Wednesday, June 4, 2014

Typewriter by Typewriter Breakdown - #2

Back for with more typewriters from my collection, this time #'s 7-12. Again, these aren't in a specific order. I just pulled them off the shelf and took pictures. I'm considerably happier with the typers in this selection than the last, because they for the most part work.

This Smith-Corona Sterling is my latest addition, having arrived just a few days ago. They sold millions of the Clipper/Sterling/Silent family and I have several variations of this model, some that look exactly like this one. This one, though a bit dirty and with a broken back hinge on the case, works perfectly well. At some point I'd like to get some serials on them and find out just when they were made...but there are only so many hours in each day. But they're at least fifty years old. We used to make good stuff, here in the USA.

The Tower President XII was made by Smith-Corona and sold by Sears. This one has a unique unpleasant odor that escapes each time I open the case. I love the two-tone color and the diamond-shaped keys. It types remarkably well, though I'm pretty sure the bell doesn't work. My main gripe with this one is the shift lever. Essentially you have to manually scroll to the next line because it doesn't catch. I'm sure it can be fixed, but I'm not skilled enough to fix it yet and don't want to further damage it.

This Hermes 3000 is a very clean and beautiful example of Swiss engineering. It's a lovely machine that's very precise. It has one issue though, and it's a pretty important and annoying one:  random skipping. It can't really go through a line or two without it happening at least once. If you catch it, you can backspace and fix it, but that doesn't really solve the problem. I love it, though. It's like typing with a tank.

This Remington (insert model name here) I picked up for $25 a few years back, I think. A typical quirky Remington, with the weird spools and all. Works fine, save for the space bar, which you sometimes have to hit twice to get it to catch. But it's not like the Cole Steel, which you practically have to beat to death to get it to advance one space.
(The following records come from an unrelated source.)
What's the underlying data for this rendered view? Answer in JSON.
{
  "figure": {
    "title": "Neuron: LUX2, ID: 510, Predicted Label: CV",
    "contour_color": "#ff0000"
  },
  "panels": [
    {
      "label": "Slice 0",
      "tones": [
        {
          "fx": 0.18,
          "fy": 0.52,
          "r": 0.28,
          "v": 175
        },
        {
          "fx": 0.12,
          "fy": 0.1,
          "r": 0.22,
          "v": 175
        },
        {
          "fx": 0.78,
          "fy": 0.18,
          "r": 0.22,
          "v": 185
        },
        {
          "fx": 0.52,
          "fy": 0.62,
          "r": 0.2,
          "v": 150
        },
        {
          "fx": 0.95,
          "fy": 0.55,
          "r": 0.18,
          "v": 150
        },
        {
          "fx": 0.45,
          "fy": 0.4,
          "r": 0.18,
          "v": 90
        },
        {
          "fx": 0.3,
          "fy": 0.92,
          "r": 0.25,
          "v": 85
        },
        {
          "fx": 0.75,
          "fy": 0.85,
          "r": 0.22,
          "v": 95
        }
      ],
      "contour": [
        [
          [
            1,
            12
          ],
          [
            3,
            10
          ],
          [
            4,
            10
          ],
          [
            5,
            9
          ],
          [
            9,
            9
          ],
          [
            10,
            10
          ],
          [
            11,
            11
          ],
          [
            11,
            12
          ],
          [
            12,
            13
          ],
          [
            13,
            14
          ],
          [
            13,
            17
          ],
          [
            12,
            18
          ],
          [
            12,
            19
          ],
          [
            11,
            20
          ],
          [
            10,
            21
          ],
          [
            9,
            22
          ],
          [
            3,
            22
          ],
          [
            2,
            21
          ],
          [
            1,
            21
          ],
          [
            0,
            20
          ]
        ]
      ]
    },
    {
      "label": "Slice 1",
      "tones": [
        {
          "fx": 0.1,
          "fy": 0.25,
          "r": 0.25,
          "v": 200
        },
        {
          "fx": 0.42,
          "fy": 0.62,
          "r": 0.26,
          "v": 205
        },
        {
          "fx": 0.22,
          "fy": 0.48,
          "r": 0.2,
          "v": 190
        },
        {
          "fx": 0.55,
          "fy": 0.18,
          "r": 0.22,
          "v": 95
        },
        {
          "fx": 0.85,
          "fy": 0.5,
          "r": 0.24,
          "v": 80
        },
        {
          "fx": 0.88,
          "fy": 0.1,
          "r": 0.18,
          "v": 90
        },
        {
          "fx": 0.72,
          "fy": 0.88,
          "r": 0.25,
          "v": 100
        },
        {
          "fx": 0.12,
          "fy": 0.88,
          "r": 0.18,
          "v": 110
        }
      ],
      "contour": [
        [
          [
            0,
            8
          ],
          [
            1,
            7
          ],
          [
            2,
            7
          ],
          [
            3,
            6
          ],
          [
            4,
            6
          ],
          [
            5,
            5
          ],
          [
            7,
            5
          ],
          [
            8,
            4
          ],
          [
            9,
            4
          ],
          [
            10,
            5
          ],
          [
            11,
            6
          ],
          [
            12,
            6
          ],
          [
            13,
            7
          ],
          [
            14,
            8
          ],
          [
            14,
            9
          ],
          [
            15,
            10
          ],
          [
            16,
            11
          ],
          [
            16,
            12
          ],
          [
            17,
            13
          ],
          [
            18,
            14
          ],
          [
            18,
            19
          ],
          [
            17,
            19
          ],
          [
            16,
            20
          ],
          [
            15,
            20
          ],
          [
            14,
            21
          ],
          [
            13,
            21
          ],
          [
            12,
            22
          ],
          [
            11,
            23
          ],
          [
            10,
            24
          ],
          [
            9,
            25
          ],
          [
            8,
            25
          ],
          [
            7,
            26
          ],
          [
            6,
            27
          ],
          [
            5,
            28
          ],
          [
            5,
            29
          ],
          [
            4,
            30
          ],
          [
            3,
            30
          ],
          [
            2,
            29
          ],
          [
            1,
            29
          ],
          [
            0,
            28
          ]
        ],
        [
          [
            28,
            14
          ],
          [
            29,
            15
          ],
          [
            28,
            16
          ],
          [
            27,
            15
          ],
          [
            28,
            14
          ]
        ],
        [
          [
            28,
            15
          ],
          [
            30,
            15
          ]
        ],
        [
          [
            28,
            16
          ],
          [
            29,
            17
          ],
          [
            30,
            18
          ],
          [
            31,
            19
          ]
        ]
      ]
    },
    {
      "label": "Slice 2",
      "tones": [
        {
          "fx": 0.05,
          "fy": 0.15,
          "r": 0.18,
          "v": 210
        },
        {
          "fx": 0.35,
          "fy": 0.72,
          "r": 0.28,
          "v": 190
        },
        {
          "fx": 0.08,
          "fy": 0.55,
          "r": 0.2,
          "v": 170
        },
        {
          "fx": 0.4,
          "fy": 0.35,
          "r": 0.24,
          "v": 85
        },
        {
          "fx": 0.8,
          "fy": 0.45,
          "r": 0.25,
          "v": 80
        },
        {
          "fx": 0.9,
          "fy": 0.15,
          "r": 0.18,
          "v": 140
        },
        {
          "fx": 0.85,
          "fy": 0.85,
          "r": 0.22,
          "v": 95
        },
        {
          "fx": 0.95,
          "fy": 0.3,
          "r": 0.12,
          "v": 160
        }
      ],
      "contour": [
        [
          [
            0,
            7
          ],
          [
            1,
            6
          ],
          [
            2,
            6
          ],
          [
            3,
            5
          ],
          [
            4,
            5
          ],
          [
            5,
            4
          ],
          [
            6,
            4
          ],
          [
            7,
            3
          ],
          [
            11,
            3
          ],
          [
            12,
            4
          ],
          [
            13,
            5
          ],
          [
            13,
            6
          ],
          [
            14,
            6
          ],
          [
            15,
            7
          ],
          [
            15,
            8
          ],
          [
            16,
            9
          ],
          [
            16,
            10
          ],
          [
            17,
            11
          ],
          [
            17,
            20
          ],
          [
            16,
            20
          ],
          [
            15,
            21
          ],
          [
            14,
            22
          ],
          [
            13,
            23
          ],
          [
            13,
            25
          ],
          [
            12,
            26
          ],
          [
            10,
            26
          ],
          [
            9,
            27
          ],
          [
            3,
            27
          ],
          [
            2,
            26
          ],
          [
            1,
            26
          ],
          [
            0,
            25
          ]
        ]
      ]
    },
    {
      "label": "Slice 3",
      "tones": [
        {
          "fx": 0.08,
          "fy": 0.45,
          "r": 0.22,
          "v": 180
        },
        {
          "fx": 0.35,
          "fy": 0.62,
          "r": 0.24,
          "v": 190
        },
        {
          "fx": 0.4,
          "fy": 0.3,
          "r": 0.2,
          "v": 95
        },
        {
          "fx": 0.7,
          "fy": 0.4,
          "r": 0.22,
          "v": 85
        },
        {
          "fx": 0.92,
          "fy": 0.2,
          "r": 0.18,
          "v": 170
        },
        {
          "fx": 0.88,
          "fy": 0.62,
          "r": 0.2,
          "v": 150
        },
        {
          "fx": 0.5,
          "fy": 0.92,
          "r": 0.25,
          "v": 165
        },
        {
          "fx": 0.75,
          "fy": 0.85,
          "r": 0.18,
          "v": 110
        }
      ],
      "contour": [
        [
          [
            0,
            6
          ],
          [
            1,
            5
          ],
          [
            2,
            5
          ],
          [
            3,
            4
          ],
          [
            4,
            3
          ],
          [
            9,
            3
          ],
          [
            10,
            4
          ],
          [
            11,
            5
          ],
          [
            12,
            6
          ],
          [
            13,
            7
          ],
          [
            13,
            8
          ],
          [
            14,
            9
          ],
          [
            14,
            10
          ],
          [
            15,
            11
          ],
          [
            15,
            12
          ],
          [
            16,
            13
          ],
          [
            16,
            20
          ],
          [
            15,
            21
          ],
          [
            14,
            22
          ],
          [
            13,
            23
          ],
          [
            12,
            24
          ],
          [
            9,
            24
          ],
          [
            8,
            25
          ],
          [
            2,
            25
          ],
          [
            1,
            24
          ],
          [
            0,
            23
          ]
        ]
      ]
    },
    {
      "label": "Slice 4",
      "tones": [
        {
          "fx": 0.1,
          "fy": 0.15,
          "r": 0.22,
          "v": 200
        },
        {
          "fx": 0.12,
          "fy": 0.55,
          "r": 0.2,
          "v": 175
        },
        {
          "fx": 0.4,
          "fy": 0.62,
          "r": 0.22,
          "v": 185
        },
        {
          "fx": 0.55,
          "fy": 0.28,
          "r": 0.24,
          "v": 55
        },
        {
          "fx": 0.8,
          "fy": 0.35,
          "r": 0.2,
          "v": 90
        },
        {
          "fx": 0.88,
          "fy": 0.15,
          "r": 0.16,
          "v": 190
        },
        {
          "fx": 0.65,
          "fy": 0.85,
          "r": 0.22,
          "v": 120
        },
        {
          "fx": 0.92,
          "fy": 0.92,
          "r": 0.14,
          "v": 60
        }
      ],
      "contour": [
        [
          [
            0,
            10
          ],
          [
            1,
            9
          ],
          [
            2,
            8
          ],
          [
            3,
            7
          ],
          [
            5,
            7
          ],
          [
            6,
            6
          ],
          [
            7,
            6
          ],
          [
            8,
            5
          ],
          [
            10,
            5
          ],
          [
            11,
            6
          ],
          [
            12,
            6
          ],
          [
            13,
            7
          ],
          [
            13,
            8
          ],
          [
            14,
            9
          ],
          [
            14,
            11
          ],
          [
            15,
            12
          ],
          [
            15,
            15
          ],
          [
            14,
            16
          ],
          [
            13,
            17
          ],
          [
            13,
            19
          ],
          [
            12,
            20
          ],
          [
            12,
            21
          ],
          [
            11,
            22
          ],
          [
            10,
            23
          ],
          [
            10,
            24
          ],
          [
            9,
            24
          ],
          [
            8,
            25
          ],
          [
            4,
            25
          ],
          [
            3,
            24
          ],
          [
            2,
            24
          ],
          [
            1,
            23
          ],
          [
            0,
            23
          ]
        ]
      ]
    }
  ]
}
Circa 1948, a Remington-Rand Portable Deluxe. I dig the round keys, and it works fine, but you really have to be over it to type. It's very old-school in that it's not that easy to see exactly what you're typing as you type. When I started collecting typewriters in 2010, this was the second one I bought, and the first one I got from Ebay. I paid like $20 for it.

This is a personal favorite, and if I had to sell my entire collection except for one, this would be the one I kept. I have checked the serial on this and it's a 1934 Royal Model O with Touch Control. I also paid more for this one than any other machine I own, about $60. Shiny paint, beautiful glass keys, types like a dream...I'm very happy with it. I've used it extensively and I can't say enough good things about it. Just a beautiful machine.

That's #7-12 of my collection. The next few shelves will probably be the Underwood portables and the many, many similar Smith-Coronas. The electrics might be last, because I am racist against them and their sort.